McCullers’s primary pitch is a fastball that touches the upper 90s. (He hit 100 mph a few times at Jesuit High in Tampa.) His mid-80s curveball is his out pitch, though his changeup is still a work in progress. At Chinea’s suggestion, McCullers this year also began throwing a sinker. “He’s unpredictable because he’s so hard to read—he throws any pitch from the same arm angle,” Chinea says. Ask Chinea for the pitcher that McCullers most reminds him of, and he invokes the name of a Japanese pitching great: Masumi Kuwata, the longtime ace of the Yomuiri Giants. “Kuwata had the same build as Lance, throws with the same motion, same repertoire. But Kuwata was also so smart on the mound—calm.
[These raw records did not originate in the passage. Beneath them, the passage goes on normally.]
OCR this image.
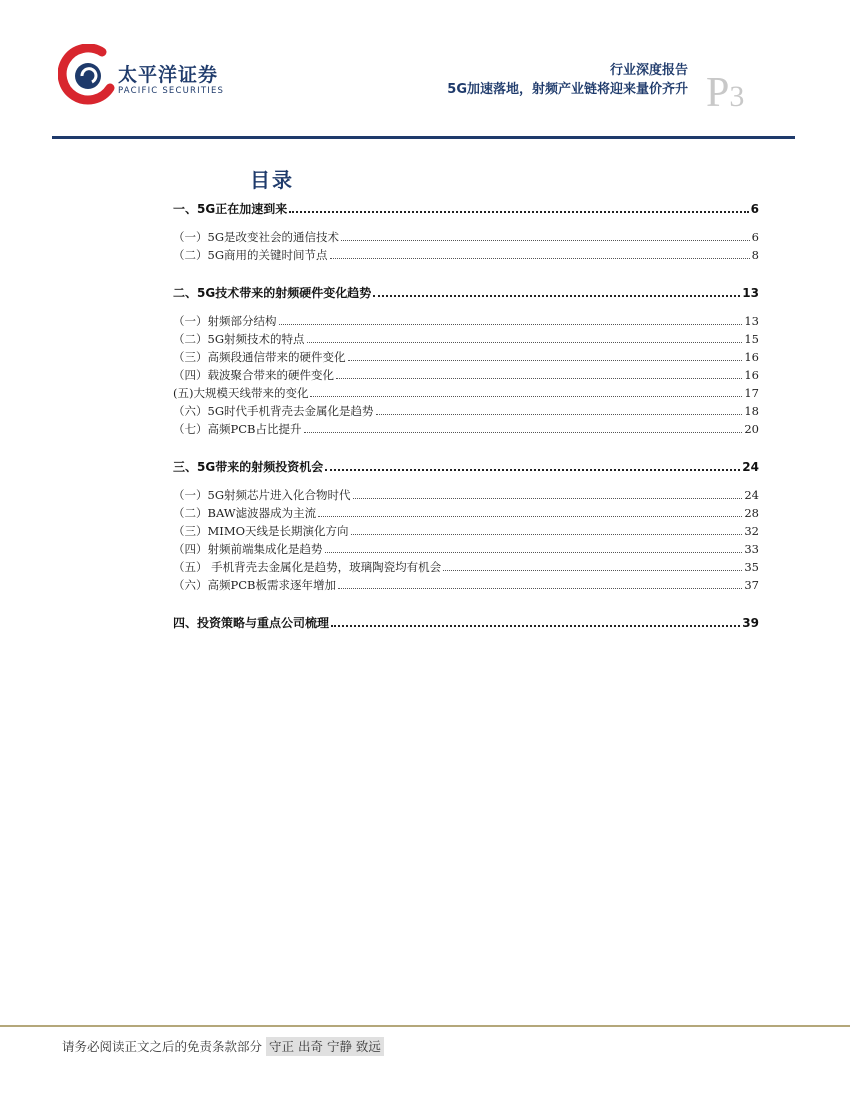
太平洋证券
PACIFIC SECURITIES
行业深度报告
5G加速落地，射频产业链将迎来量价齐升 P3
目录
一、5G正在加速到来	6
（一）5G是改变社会的通信技术	6
（二）5G商用的关键时间节点	8
二、5G技术带来的射频硬件变化趋势	13
（一）射频部分结构	13
（二）5G射频技术的特点	15
（三）高频段通信带来的硬件变化	16
（四）载波聚合带来的硬件变化	16
(五)大规模天线带来的变化	17
（六）5G时代手机背壳去金属化是趋势	18
（七）高频PCB占比提升	20
三、5G带来的射频投资机会	24
（一）5G射频芯片进入化合物时代	24
（二）BAW滤波器成为主流	28
（三）MIMO天线是长期演化方向	32
（四）射频前端集成化是趋势	33
（五） 手机背壳去金属化是趋势，玻璃陶瓷均有机会	35
（六）高频PCB板需求逐年增加	37
四、投资策略与重点公司梳理	39
请务必阅读正文之后的免责条款部分 守正 出奇 宁静 致远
Lance is close to him in this way.”
Two years ago, a 20-year-old Fernandez won NL Rookie of the Year honors and finished third in the Cy Young voting. Chinea may have produced another Rookie of the Year winner in McCullers. “Jose has a bigger frame, but Lance is in some ways stronger—he’s stronger in the lower body. His pitches can be just as devastating. And I think mentally, Lance is more mature.” Ask the old coach if McCullers can be as good as Fernandez, and he says, “I don’t want to compare them. I love them both.”
He says simply, “Lance can be great.”